One disk get detached from the array, I tried to read it but after some days it get detached again. I get error about speed level decrease from 6.0 gb/s to 3.0 gb/s
I checked smart logs and nothing is reported. I run badblocks to check if some block is gone but it is clean.
There is a way to check the connection port of the disk? I tried to change sata cable and sata port but it got the same message. At this point I don't know if is the motherboard sata controller or the disk itself.

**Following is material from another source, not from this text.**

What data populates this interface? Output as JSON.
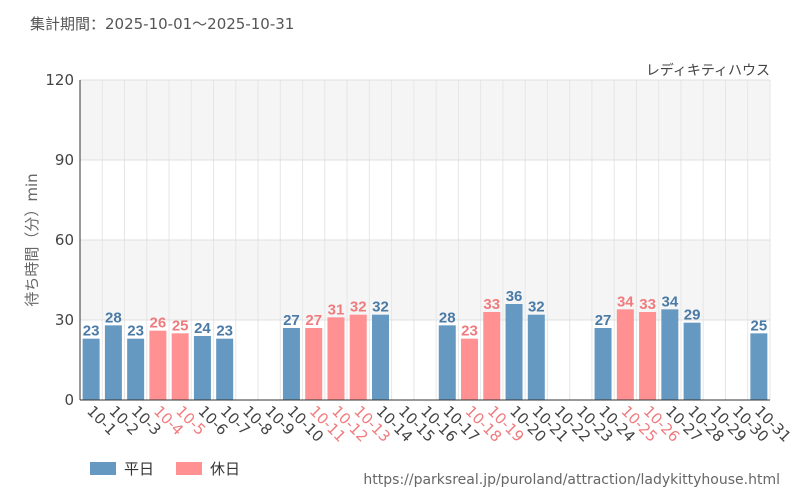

I can attach the disk on another machine, but don't know what test runs to check this problem.
Any help is appreciated.
Thank you in advance
alpha417@reddit
I'm sure you have backups, right?
... right?
freightcar@reddit
Sure sounds that way. Take a look at smartctl --all on that device, if it doesn't see issues, then I think you're on the right track.
sdns575@reddit (OP)
Hi and thank you for your answer.
smartctl does not report nothing bad.
There are other thing that I can check?
freightcar@reddit
Seems to me you've already been pretty thorough, swapping cables and host port, even the host itself, testing it under load. The kernel messages you shared do point to a bus problem.
At this point I would just replace the disk, since it's part of a RAID5, if I understood you correctly.
If you really really want to keep the disk for whatever reason, there are companies that will replace the logic board of a disk for you, which might resolve the issue, but just buying a replacement disk will be a lot cheaper and easier, it seems to me.
sdns575@reddit (OP)
Thank you for your advice